She’s covered up, but people are still making a fuss—because she has curves.
Today in “women can’t just do their damn jobs in peace,” #teacherbae started trending on Twitter because a woman who dared to have curves is being judged for the way she’s dressed.
Last week, a teacher who goes by Paris Monroe on social media uploaded a few photos of herself in her classroom to Instagram. Most of them are of her wearing heels and knee-length dresses with high collars, and in one she’s even wearing a cardigan. Perfectly acceptable work attire. However, people started coming after her, saying she was dressed inappropriately.
“Thank God my teachers did not look like this coming up or I would not have learned anything! #Geesh,” wrote one. Others took to Twitter to complain about her attire.
The teacher, who has since been identified as Patrice Brown, told the Daily Dot Monday, “I just wish they would respect me and focus on the positive and what truly matters—which is educating the children of the future generations and providing and caring for them.” (As of Tuesday, Sept. 13, she has set her Instagram to private.)
Once #teacherbae began trending, however, more people started standing up for Brown. Many said it’s not the dresses that people are finding inappropriate—it’s that Brown has a curvy body.
And besides, according to Instagram, she won teacher of the month at her school, so it’s not like the clothes are keeping her from doing her job.
Yall picked 1 debatable outfit out of many from a clearly competent teacher minding her business to argue about for a calendar day.
— Yung Washcloth (@DatAinoDamPuppy) September 12, 2016
Women hating on #Teacherbae now but later this week they'll be out here saying "Stop sexualizing women!!"
— #EarnIt (@Super_Stud2100) September 12, 2016
BUT THE GAG is that no one in the school complaining, while y'all attacking her, she won educator of the month #teacherbae
— ㅤ (@SaintZayn) September 12, 2016
I twitter searched #teacherbae and saw a deluge of stupid tweets about what women should and should not wear at work and now my head hurts.
— Dante. (@BrotherDante) September 12, 2016
Treating women with large breasts, hips, or butts as inherently sexual has long been profoundly unfair. At Thought Catalog, Becky Brinkerhoff wrote about this conundrum within her conservative Christian community. Because of her breasts, she was accused by teachers of showing too much cleavage, even if she was perfectly covered up. “My curvy figure—the one that I could not help myself from having—automatically labelled me as sinful. I was being guilted for something that I couldn’t change. I was being held to an impossible standard of modesty—one that my body simply could not comply with.”
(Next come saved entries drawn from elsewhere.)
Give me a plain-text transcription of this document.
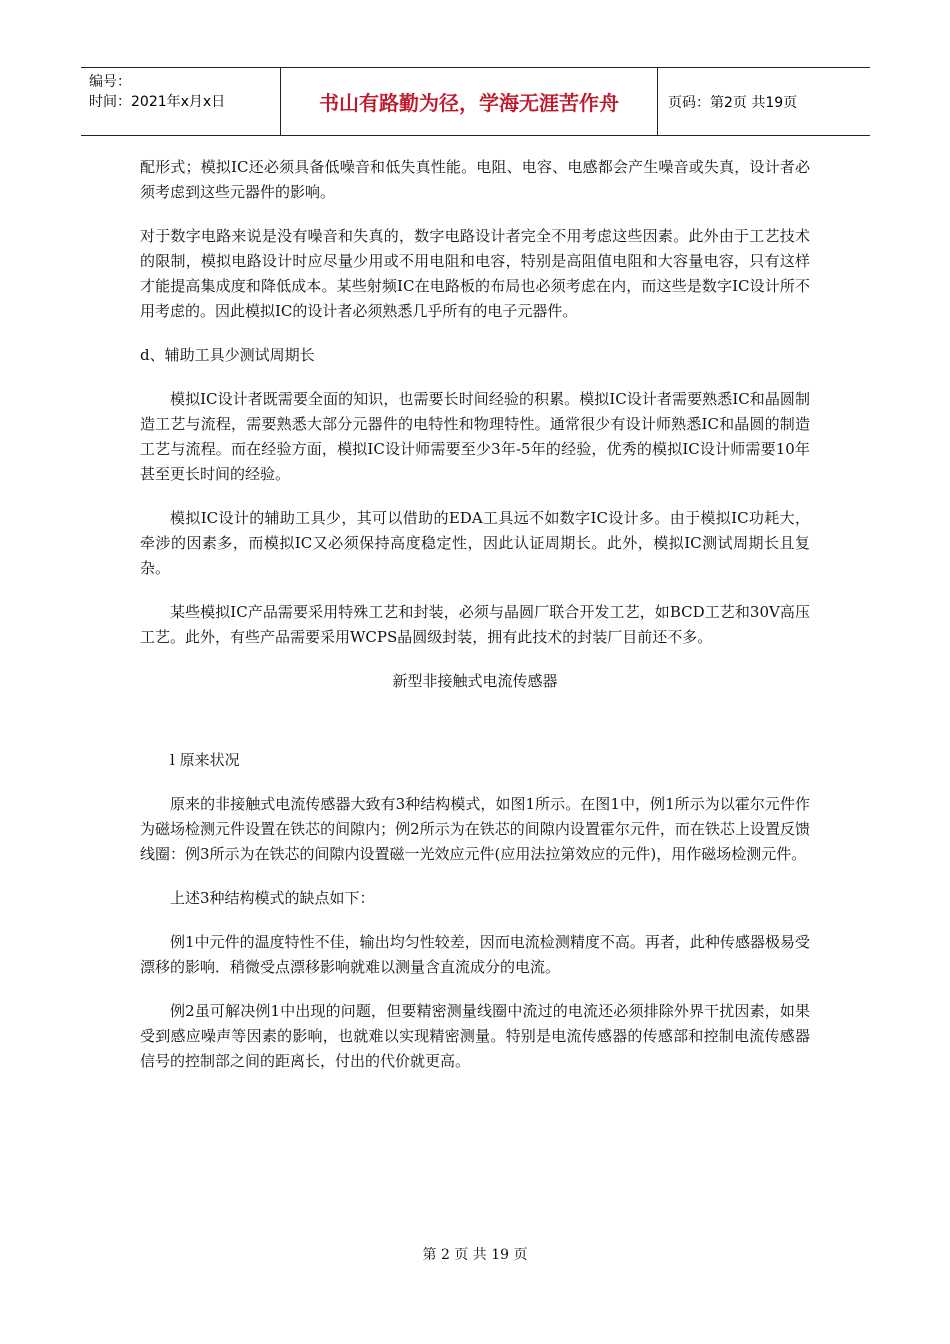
编号：
时间：2021年x月x日	书山有路勤为径，学海无涯苦作舟	页码：第2页 共19页

配形式；模拟IC还必须具备低噪音和低失真性能。电阻、电容、电感都会产生噪音或失真，设计者必须考虑到这些元器件的影响。

对于数字电路来说是没有噪音和失真的，数字电路设计者完全不用考虑这些因素。此外由于工艺技术的限制，模拟电路设计时应尽量少用或不用电阻和电容，特别是高阻值电阻和大容量电容，只有这样才能提高集成度和降低成本。某些射频IC在电路板的布局也必须考虑在内，而这些是数字IC设计所不用考虑的。因此模拟IC的设计者必须熟悉几乎所有的电子元器件。

d、辅助工具少测试周期长

模拟IC设计者既需要全面的知识，也需要长时间经验的积累。模拟IC设计者需要熟悉IC和晶圆制造工艺与流程，需要熟悉大部分元器件的电特性和物理特性。通常很少有设计师熟悉IC和晶圆的制造工艺与流程。而在经验方面，模拟IC设计师需要至少3年-5年的经验，优秀的模拟IC设计师需要10年甚至更长时间的经验。

模拟IC设计的辅助工具少，其可以借助的EDA工具远不如数字IC设计多。由于模拟IC功耗大，牵涉的因素多，而模拟IC又必须保持高度稳定性，因此认证周期长。此外，模拟IC测试周期长且复杂。

某些模拟IC产品需要采用特殊工艺和封装，必须与晶圆厂联合开发工艺，如BCD工艺和30V高压工艺。此外，有些产品需要采用WCPS晶圆级封装，拥有此技术的封装厂目前还不多。

新型非接触式电流传感器

l 原来状况

原来的非接触式电流传感器大致有3种结构模式，如图1所示。在图1中，例1所示为以霍尔元件作为磁场检测元件设置在铁芯的间隙内；例2所示为在铁芯的间隙内设置霍尔元件，而在铁芯上设置反馈线圈：例3所示为在铁芯的间隙内设置磁一光效应元件(应用法拉第效应的元件)，用作磁场检测元件。

上述3种结构模式的缺点如下：

例1中元件的温度特性不佳，输出均匀性较差，因而电流检测精度不高。再者，此种传感器极易受漂移的影响．稍微受点漂移影响就难以测量含直流成分的电流。

例2虽可解决例1中出现的问题，但要精密测量线圈中流过的电流还必须排除外界干扰因素，如果受到感应噪声等因素的影响，也就难以实现精密测量。特别是电流传感器的传感部和控制电流传感器信号的控制部之间的距离长，付出的代价就更高。

第 2 页 共 19 页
Women have been not only judged, but outright punished because of this double standard. In 2010, a Citibank employee says she was fired because the men in her office thought she dressed inappropriately. When she pointed out she was wearing the same clothing as other women in the office, “They said their body shapes were different from mine, and I drew too much attention,” she told the Village Voice. Citibank denied her claims, and did not enter a settlement with her.
This is also an issue that disproportionately affects women of color. For Fusion, Fariha Róisín wrote, “Women of color are so often sexualized through misplaced exotification, before we’re old enough to gauge how the holes toiling inside of our bodies serve a purpose… We are simultaneously told we are ‘undesirable’ by the glaring lack of representation, and that we are, simultaneously, too sexual.”
It’s hard to imagine a man being chastised, fired, or otherwise judged for wearing an outfit that covered 75 percent of his body. It’s also hard to imagine a white woman with small breasts and hips being called out for wearing a similarly modest dress. Luckily, #teacherbae’s school seems to think she’s doing just fine.
Update, Sept. 12, 1:18pm CT: Includes comments from Brown.
Editor’s note: Since publishing, “Paris Monroe” has set her account to private and has been identified as Patrice Brown. The piece now reflects these changes.